Honda BR-V S – still putting up a fight

The best-selling car last year might be a sedan, but 7-seater MPVs are not far off from that throne. It’s undoubtedly a hot commodity which is why manufacturers refresh and update their models as much as they can, like two Japanese brands did this year.

Honda is also in this MPV arena but they’ve prioritized other cars in their lineup. This left the BR-V, their sole offering in the segment, relatively outdated now. Does that mean it’s not a contender anymore? Just like Randy Couture slugging it out in the UFC in his 40s, the BR-V denies its fate and refuses to be done. I tried the base model BR-V S to see how it fares in 2022.

What can’t be denied is the aging exterior design of the BR-V. It gives away the age of this MPV like wrinkles on your manager. The front grille has a thick serving of chrome while the thick cladding on the wheel arches goes against the low ground clearance of the car. No doubt it needs help in the aesthetic department.

Inside, the dashboard can still pull off a contemporary appeal only hindered by the shifter housing that looks generic. But all else – the gauge cluster, steering wheel, and touchscreen – are still alright for 2022. Only when you swipe on the touchscreen and realize that there’s no Apple or Android capability will you remember that the BR-V is an old soul already.

There’s adequate space from the get-go in the cabin. The low center console up front leads to more space for the passengers while the second and third rows have enough space for their occupants. The exterior shape is not everyone’s cup of tea but it leads to adequate headroom and legroom in all seats, without too much compromise on the cargo area.

Where the Honda still leads the segment is in power. When it was originally launched in 2016, the BR-V was the most powerful in its class with 120 horsepower and 145 Nm of torque. This was paired to a CVT that allowed it to achieve fuel efficiency numbers of 22.58 km/l which is pretty outstanding for its segment that relied on 4-speed automatics back then. But even today where its rivals have been updated, the BR-V is still the most powerful and fuel efficient, something you can’t always say for a 6-year old car battling new releases.

It’s not just numbers too. The BR-V is a very smooth car to drive in and out of the city. There’s no sudden jolts in low speed traffic and the engine is good enough for highway cruising. It’s really great how Honda got the powertrain right for the BR-V that they can pretty much experiment with everything else.

That power is complemented nicely with the ride quality of the BR-V. It’s very tolerant towards common road imperfection and not jarring when you miss potholes and those sudden drops from removed asphalt. Add to that the good NVH of the cabin that blocks outside noise effectively and it makes the BR-V a great everyday ride in and out of the city.

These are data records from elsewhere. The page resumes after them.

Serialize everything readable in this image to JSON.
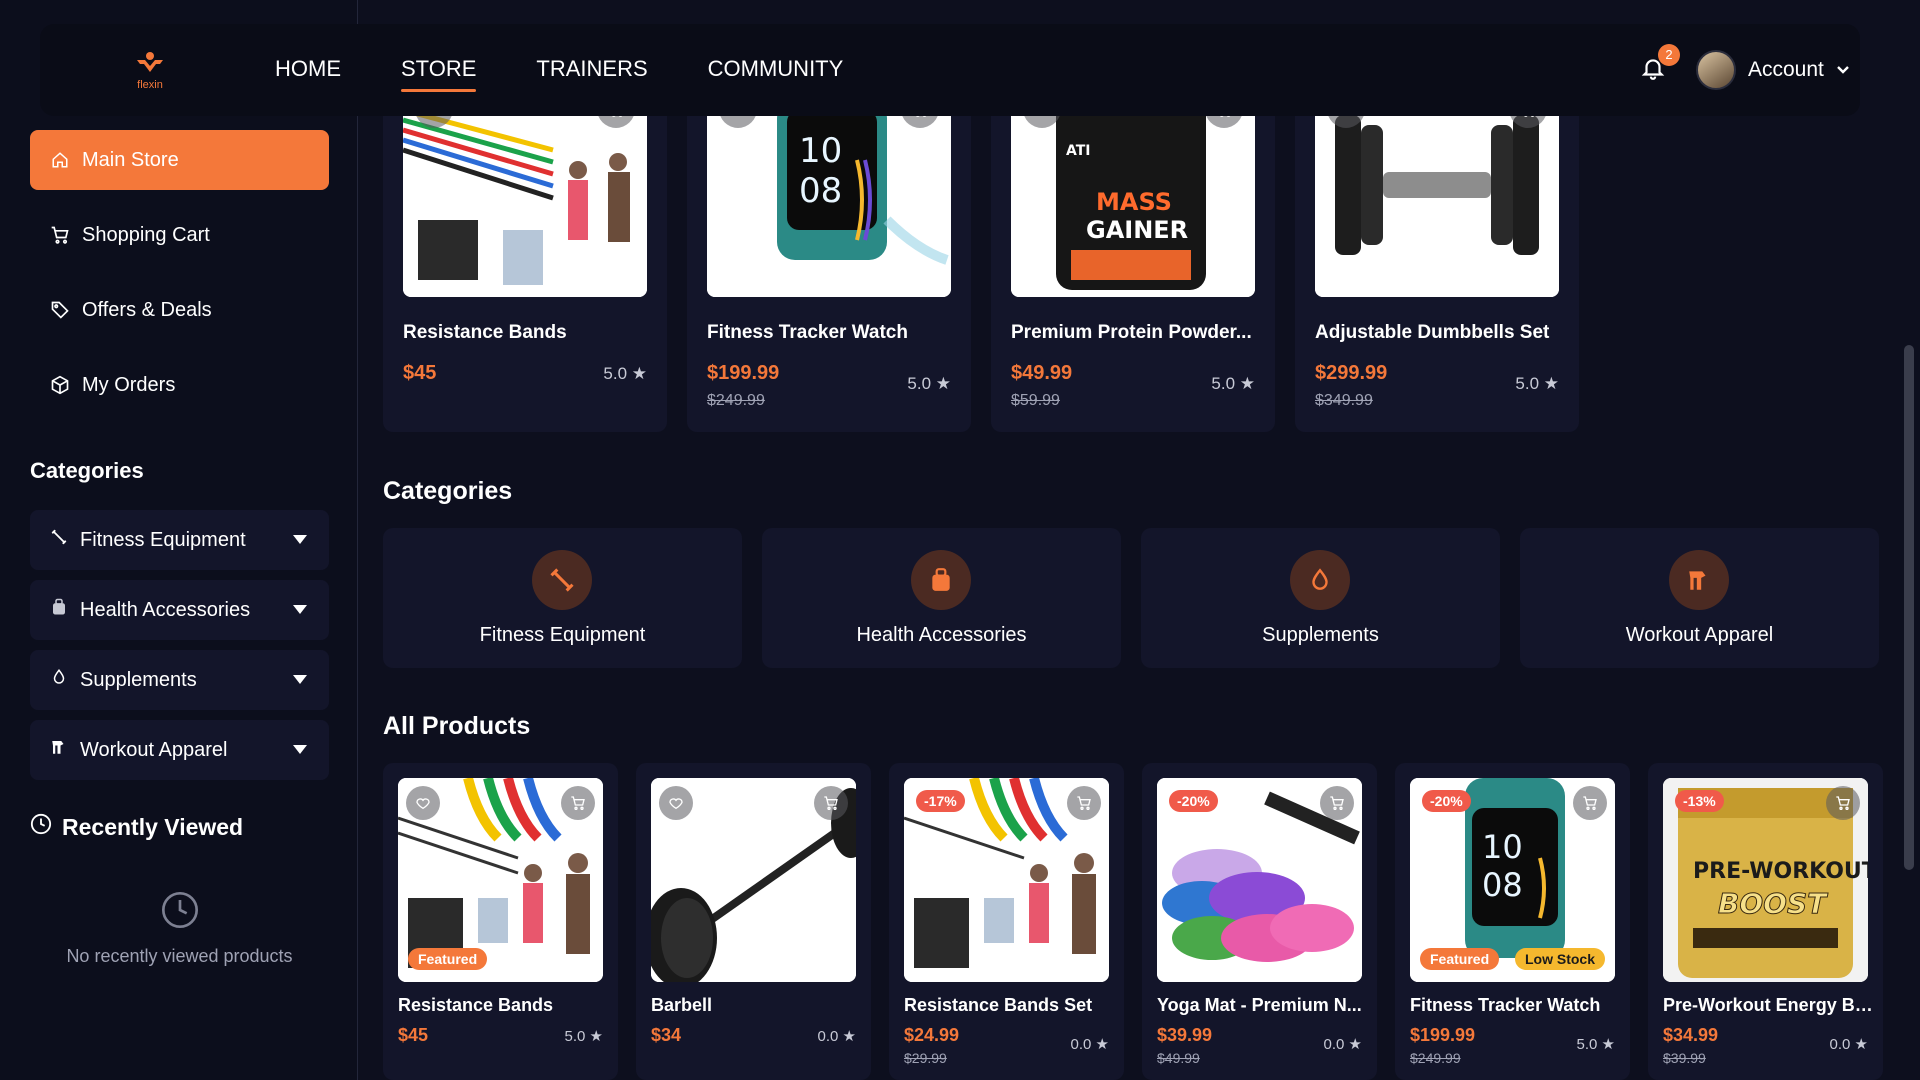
{
  "brand": {
    "name": "flexin",
    "accent": "#f4783a"
  },
  "nav": {
    "links": [
      "HOME",
      "STORE",
      "TRAINERS",
      "COMMUNITY"
    ],
    "active": "STORE",
    "notifications": "2",
    "account_label": "Account"
  },
  "sidebar": {
    "items": [
      {
        "label": "Main Store",
        "icon": "home-icon",
        "active": true
      },
      {
        "label": "Shopping Cart",
        "icon": "cart-icon"
      },
      {
        "label": "Offers & Deals",
        "icon": "tag-icon"
      },
      {
        "label": "My Orders",
        "icon": "box-icon"
      }
    ],
    "categories_title": "Categories",
    "categories": [
      {
        "label": "Fitness Equipment",
        "icon": "dumbbell-icon"
      },
      {
        "label": "Health Accessories",
        "icon": "bag-icon"
      },
      {
        "label": "Supplements",
        "icon": "drop-icon"
      },
      {
        "label": "Workout Apparel",
        "icon": "shirt-icon"
      }
    ],
    "recent_title": "Recently Viewed",
    "recent_empty": "No recently viewed products"
  },
  "featured": [
    {
      "name": "Resistance Bands",
      "price": "$45",
      "old_price": "",
      "rating": "5.0 ★"
    },
    {
      "name": "Fitness Tracker Watch",
      "price": "$199.99",
      "old_price": "$249.99",
      "rating": "5.0 ★"
    },
    {
      "name": "Premium Protein Powder...",
      "price": "$49.99",
      "old_price": "$59.99",
      "rating": "5.0 ★"
    },
    {
      "name": "Adjustable Dumbbells Set",
      "price": "$299.99",
      "old_price": "$349.99",
      "rating": "5.0 ★"
    }
  ],
  "categories_section": {
    "title": "Categories",
    "items": [
      "Fitness Equipment",
      "Health Accessories",
      "Supplements",
      "Workout Apparel"
    ]
  },
  "all_products": {
    "title": "All Products",
    "items": [
      {
        "name": "Resistance Bands",
        "price": "$45",
        "old_price": "",
        "rating": "5.0 ★",
        "discount": "",
        "tags": [
          "Featured"
        ]
      },
      {
        "name": "Barbell",
        "price": "$34",
        "old_price": "",
        "rating": "0.0 ★",
        "discount": "",
        "tags": []
      },
      {
        "name": "Resistance Bands Set",
        "price": "$24.99",
        "old_price": "$29.99",
        "rating": "0.0 ★",
        "discount": "-17%",
        "tags": []
      },
      {
        "name": "Yoga Mat - Premium N...",
        "price": "$39.99",
        "old_price": "$49.99",
        "rating": "0.0 ★",
        "discount": "-20%",
        "tags": []
      },
      {
        "name": "Fitness Tracker Watch",
        "price": "$199.99",
        "old_price": "$249.99",
        "rating": "5.0 ★",
        "discount": "-20%",
        "tags": [
          "Featured",
          "Low Stock"
        ]
      },
      {
        "name": "Pre-Workout Energy Bo...",
        "price": "$34.99",
        "old_price": "$39.99",
        "rating": "0.0 ★",
        "discount": "-13%",
        "tags": []
      }
    ]
  }
}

The Honda BR-V stays competitive despite being old enough for elementary schooling. Its only real rival right now is the economy because it caused a price increase for this MPV that now comes in at P1,058,000. Still, at that price, the BR-V remains formidable thanks to its powertrain that is still unbeatable for its class, quiet cabin, and stellar ride comfort. Other MPVs might be more good-looking and feature-packed, but the BR-V’s core qualities are enough to put it in your list of considerations.